Un alma pura
“Un hombre llamó a la puerta del paraíso. -¿Quién eres?-, le preguntaron desde dentro. –Soy un judío-, respondió. La puerta permaneció cerrada. Llamó de nuevo y dijo:-soy un cristiano-. Pero la puerta siguió cerrada. El hombre llamó por tercera vez y le volvieron a preguntar: -¿Quién eres?- Soy un musulmán- La puerta tampoco se abrió. Siguió llamando. - ¿Quién eres?- le preguntaron. –Soy un alma pura- contestó. Y la puerta se abrió de par en par”.
El párrafo anterior lo escribió Mansur al Hallaaj, un místico y poeta musulmán. Fue en el siglo IX, pero es un texto tan actual como cuando se escribió; un texto para la eternidad.
El alma pura no está en una religiosidad formalista, los actos de culto, los ritos sin alma, la ostentación o las adhesiones exteriores. Porque el culto sin moral es vanidad, del mismo modo que la oración sin una vida coherente es hipocresía.
La pureza del alma nos irradia de bondad; nos orienta a ser y actuar desde unos principios éticos; nos impulsa a actuar con amor efectivo. Y eso no es exclusivo de las personas creyentes.
La bondad, dijo la Madre Teresa, es el único lenguaje que entiende la humanidad entera. Creyente y no creyente.
Hay personas que creen que no creen, pero que viven una existencia justa, íntegra, coherente y generosa. Personas que, conscientes de sus limitaciones, aceptan las limitaciones de los demás.

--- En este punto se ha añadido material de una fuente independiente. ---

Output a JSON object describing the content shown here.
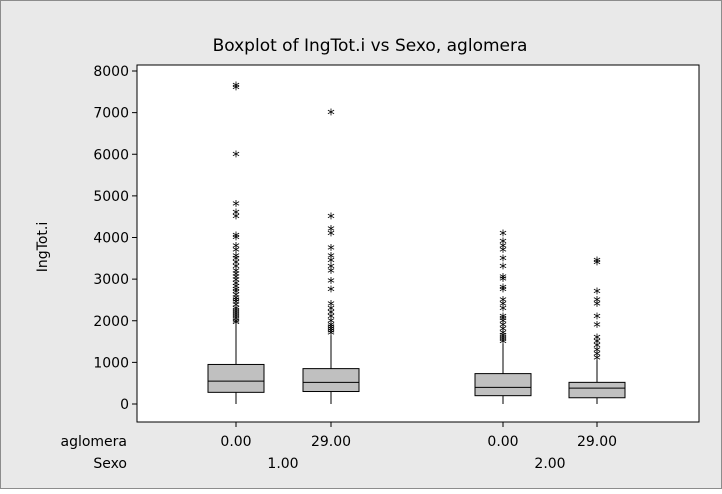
{
  "chart_data": {
    "type": "box",
    "title": "Boxplot of IngTot.i vs Sexo, aglomera",
    "ylabel": "IngTot.i",
    "ylim": [
      -500,
      8200
    ],
    "yticks": [
      0,
      1000,
      2000,
      3000,
      4000,
      5000,
      6000,
      7000,
      8000
    ],
    "grid": false,
    "facet_labels": {
      "inner": "aglomera",
      "outer": "Sexo"
    },
    "groups": [
      {
        "sexo": "1.00",
        "aglomera": "0.00",
        "whisker_low": 0,
        "q1": 280,
        "median": 550,
        "q3": 950,
        "whisker_high": 1950,
        "outliers": [
          1960,
          2000,
          2050,
          2100,
          2150,
          2200,
          2250,
          2300,
          2380,
          2450,
          2500,
          2550,
          2620,
          2700,
          2750,
          2820,
          2900,
          2980,
          3050,
          3120,
          3200,
          3300,
          3400,
          3500,
          3550,
          3700,
          3800,
          4000,
          4050,
          4500,
          4600,
          4800,
          6000,
          7600,
          7650
        ]
      },
      {
        "sexo": "1.00",
        "aglomera": "29.00",
        "whisker_low": 0,
        "q1": 300,
        "median": 520,
        "q3": 850,
        "whisker_high": 1650,
        "outliers": [
          1700,
          1750,
          1800,
          1850,
          1900,
          2000,
          2100,
          2200,
          2300,
          2400,
          2750,
          2950,
          3200,
          3300,
          3450,
          3550,
          3750,
          4100,
          4200,
          4500,
          7000
        ]
      },
      {
        "sexo": "2.00",
        "aglomera": "0.00",
        "whisker_low": 0,
        "q1": 200,
        "median": 400,
        "q3": 730,
        "whisker_high": 1450,
        "outliers": [
          1500,
          1550,
          1600,
          1650,
          1700,
          1800,
          1900,
          2000,
          2050,
          2100,
          2300,
          2400,
          2500,
          2750,
          2800,
          3000,
          3050,
          3300,
          3500,
          3700,
          3800,
          3900,
          4100
        ]
      },
      {
        "sexo": "2.00",
        "aglomera": "29.00",
        "whisker_low": 0,
        "q1": 150,
        "median": 380,
        "q3": 520,
        "whisker_high": 1050,
        "outliers": [
          1100,
          1200,
          1300,
          1400,
          1500,
          1600,
          1900,
          2100,
          2400,
          2500,
          2700,
          3400,
          3450
        ]
      }
    ],
    "colors": {
      "box_fill": "#c0c0c0",
      "plot_bg": "#ffffff",
      "figure_bg": "#e9e9e9",
      "stroke": "#000000"
    }
  }
}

Que hacen suyas las palabras de Gandhi respecto a las relaciones interpersonales: “Puesto que yo soy imperfecto y necesito la tolerancia y la bondad de los demás, también he de tolerar los defectos del mundo hasta que pueda encontrar el secreto que me permita ponerles remedio”.
Los creyentes tenemos la ventaja de sentirnos guiados, queridos y protegidos. Pero es, a su vez, una ventaja que aumenta nuestro nivel de exigencia, compromiso y coherencia.
Es mi deseo de bondad para Irene, en su cumpleaños, y de bienvenida anticipada a la hija que lleva en sus entrañas.